Georges Raymond était resté pensif. Il réfléchissait que son horizon judiciaire commençait à se colorer depuis quelques jours. L’aventure d’Hector d’Havrecourt, celle d’Elmerich, qui tous deux étaient venus lui demander conseil, lui ouvraient des perspectives jusqu’alors inconnues.

― Aurai-je donc, enfin, quelque grosse affaire ? Mon heure serait-elle sur le point de sonner ? Aim, dit-il à Elmerich avec une confiance qui repoussait avec vivacité dans son âme au moindre souffle de la fortune, j’attendrai de pied ferme le prétendu bienfaiteur dont tu as reçu la visite. C’est peut-être quelque agent d’affaires qui ne t’a dit que ce qu’il a voulu ; mais je le verrai venir et je ne te laisserai pas duper, je l’espère.

― Oh ! mon cher Georges, s’écria Elmerich en laissant enfin éclater sa joie avec une ingénuité d’expression charmante, quel bonheur si nous pouvions avoir seulement une centaine de mille francs.

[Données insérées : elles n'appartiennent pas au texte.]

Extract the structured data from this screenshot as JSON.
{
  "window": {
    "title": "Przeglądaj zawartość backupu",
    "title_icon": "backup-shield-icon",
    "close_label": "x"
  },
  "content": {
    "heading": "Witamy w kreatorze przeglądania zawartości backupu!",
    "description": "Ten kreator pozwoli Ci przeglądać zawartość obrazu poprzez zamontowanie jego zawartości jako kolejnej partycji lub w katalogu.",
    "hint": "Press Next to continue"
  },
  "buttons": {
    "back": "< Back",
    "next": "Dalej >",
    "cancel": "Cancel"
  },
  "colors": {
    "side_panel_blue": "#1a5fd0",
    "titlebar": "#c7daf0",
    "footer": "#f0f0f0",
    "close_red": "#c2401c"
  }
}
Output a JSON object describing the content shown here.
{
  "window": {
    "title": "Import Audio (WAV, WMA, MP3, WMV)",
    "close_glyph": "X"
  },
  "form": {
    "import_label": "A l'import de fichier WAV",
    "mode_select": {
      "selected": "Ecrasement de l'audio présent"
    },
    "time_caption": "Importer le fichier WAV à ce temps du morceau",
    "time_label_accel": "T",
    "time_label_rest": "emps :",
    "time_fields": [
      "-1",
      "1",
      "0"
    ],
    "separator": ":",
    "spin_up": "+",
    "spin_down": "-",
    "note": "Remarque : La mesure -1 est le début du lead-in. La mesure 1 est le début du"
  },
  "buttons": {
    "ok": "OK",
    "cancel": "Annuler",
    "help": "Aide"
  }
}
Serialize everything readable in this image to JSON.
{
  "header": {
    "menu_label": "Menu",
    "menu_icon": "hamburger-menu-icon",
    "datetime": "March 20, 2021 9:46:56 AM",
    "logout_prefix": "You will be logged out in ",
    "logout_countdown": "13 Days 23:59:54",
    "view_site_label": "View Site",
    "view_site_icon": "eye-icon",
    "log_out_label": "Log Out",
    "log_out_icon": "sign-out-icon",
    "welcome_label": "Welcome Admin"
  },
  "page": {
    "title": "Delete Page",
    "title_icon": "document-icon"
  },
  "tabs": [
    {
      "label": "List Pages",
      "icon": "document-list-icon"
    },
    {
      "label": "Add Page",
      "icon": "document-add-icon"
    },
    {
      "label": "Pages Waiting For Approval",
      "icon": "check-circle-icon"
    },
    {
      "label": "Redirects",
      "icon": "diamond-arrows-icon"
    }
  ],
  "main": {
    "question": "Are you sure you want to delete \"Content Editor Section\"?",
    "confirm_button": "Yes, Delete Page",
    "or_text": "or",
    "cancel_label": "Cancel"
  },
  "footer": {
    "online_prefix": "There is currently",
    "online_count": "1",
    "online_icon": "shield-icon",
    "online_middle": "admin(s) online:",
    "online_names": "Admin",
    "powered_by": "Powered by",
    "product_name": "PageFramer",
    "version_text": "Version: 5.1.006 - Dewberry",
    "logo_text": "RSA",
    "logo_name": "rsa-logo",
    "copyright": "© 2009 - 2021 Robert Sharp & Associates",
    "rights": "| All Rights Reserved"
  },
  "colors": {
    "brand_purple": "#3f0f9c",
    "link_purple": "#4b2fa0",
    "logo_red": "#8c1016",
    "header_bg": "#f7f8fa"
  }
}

Comme ta position au barreau changerait, et moi je pourrais, enfin, faire jouer mon opéra !

― Cher ami, lui dit Georges touché jusqu’aux larmes de l’élan de cœur avec lequel Karl le mettait de moitié dans le partage de cette fortune problématique, tu es bon comme un enfant. Mais, dis-moi, as-tu quelques papiers de famille ?

― Un extrait de naissance, un certificat de libération du service militaire, quelques papiers de collège, des prix de classe, voilà toutes mes archives ; si cela peut te servir à quelque chose, je te l’apporterai. Et maintenant, si tu es libre, nous irons faire un tour au Luxembourg et tu viendras ce soir à la pension.

Au mot de pension, Georges Raymond fit la grimace.

On sait déjà que c’était le seul sujet de dissentiment entre les deux jeunes gens. Jeté par le hasard dans un coin obscur du quartier Latin avec des jeunes gens de son âge, dont les idées avaient déteint sur lui, on se rappelle qu’Elmerich avait embrassé les doctrines de l’école humanitaire avec tous les entraînements d’une nature généreuse et confiante.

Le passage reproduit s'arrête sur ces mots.